Chippy was by now weeping uncontrollably, the mound of pipes dwarfed her like a great copper mountain bedecked with plumbing jewels. What to do, what to do? But then she suddenly remembered. Her bungalow! Her true dream! How could she have descended into this pipe-mare without so much as a by-your-leave to her most precious project? She must return; she could return! Fighting for air, her face strewn with the salty remnants of her beloved bungalow in tear form, Chippy reached once again into her pocket-style pouch, but this time not for any credit note. Oh no. Chippy had remembered the one thing Terry feared most and that she’d the damned good luck of just so happening to have with her. A Jacob’s Crackers! For all Terry’s pipes you see, for all the braising equipment and pipe magazines, for all the spanners and flannels and aluminium spacers, Terry loved only one thing more. His array of sly cheeses, all eight or nine pounds of them. Chippy could outwit the plumber after all with only this simple cracker, bent slightly at one end and dented lightly in the middle. Reaching forward, crumbs flying in all directions like iron filings to their cheese magnet, Chippy lunged at Terry.

 

‘I’ll smite your pipe-ways,’ she cried, ‘with this, my only cracker, and once finished, you shall return all nineteen of my credit-notes!’

 

‘How can this be?
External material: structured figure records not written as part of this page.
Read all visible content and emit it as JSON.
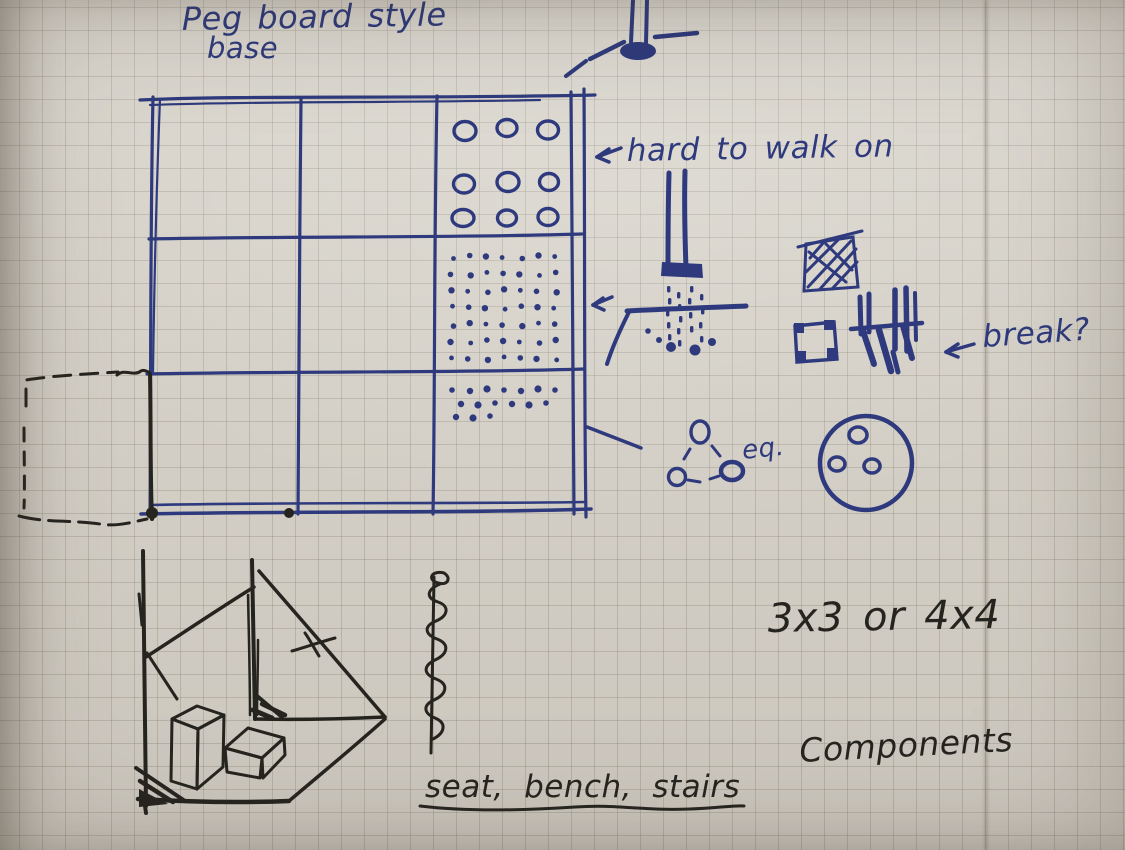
{
  "page": {
    "type": "handwritten-design-sketch-photo",
    "subject": "Peg board style base concept on graph paper"
  },
  "ink": {
    "blue": "#2e3a7d",
    "black": "#26241f"
  },
  "paper": {
    "base": "#d8d4cb",
    "grid_line": "#7d7667"
  },
  "labels": {
    "title_line1": "Peg board style",
    "title_line2": "base",
    "annotation_hard_to_walk": "hard to walk on",
    "annotation_break": "break?",
    "annotation_eq": "eq.",
    "annotation_grid_size": "3x3 or 4x4",
    "annotation_components": "Components",
    "annotation_component_list": "seat, bench, stairs"
  },
  "sketch_elements": [
    {
      "name": "pegboard-grid-plan",
      "label": "3x3 base grid with peg-hole patterns"
    },
    {
      "name": "peg-cross-section",
      "label": "peg socket side view"
    },
    {
      "name": "peg-into-holes",
      "label": "peg legs dropping into board holes"
    },
    {
      "name": "hatched-pad",
      "label": "hatched square pad"
    },
    {
      "name": "base-plate-corner-holes",
      "label": "plate with corner holes"
    },
    {
      "name": "legs-that-break",
      "label": "thin legs detail"
    },
    {
      "name": "three-peg-triangle",
      "label": "three pegs, triangular layout"
    },
    {
      "name": "round-base-three-holes",
      "label": "round base with three holes"
    },
    {
      "name": "corner-room-perspective",
      "label": "corner perspective with seat and bench"
    },
    {
      "name": "spiral-screw",
      "label": "screw spiral pole"
    },
    {
      "name": "dashed-grid-extension",
      "label": "dashed extension of base grid"
    }
  ]
}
A cat with a cracker can’t outwit a plumber! I have an array of cheeses enough to make even Steve Pemberton jealous. They are my gorgonzola jewels! My tiny cheddar rings! My mozzarella mace and camembert crown! Good heavens, my shoes of brie!’

 

But it was too late for Terry. The cracker had spread to at least a dozen parts of his cheese stained plumbers’ uniform. Small crumbs of stilton had already been picked off by some of the squirrels nestling in the deep folds of the receipt pile. A trail of cranberry scented feta had made its way out of the door. Terry was loosing cheese fast!

 

‘Enough!’ he screamed ‘I shall return all nineteen of your credit notes! Just leave the shop and take the accursed dry biscuit with you!’

 

In reply, and indeed now in mythical legend, Chippy could be heard to utter these words thus:

 

‘Terry, whose middle name is, like mine, also Kevin, I shall leave your premises forthwith, my nineteen credit notes restored. As for you, remember this: I once had a dream, a dream of a pipeless bungalow, where gasses and liquids roamed free yet there was still no upstairs for that would have been a maisonette. And you, Terry Kevin, tried to piss all over my dream with your bloody stove pipes; yet lo, I did smite your plans with deft thinking and a kindness of heart, both quite extraordinary traits for a cat of my size. So know this: your sly array of cheeses may lay largely intact, so long as you remember – no one gips the Chip.’

 

And with that, Chippy turned sharply on her heels and left the musty smelling pipe-shop, still with little or no regard for cheese, and with only the faintest hint of a polite smile traced upon her lips.

 

THE END

 

Chippy will return in her next (slightly shorter) adventure entitled Mrs Chippy and the Permanent Frown. You cannot buy these books.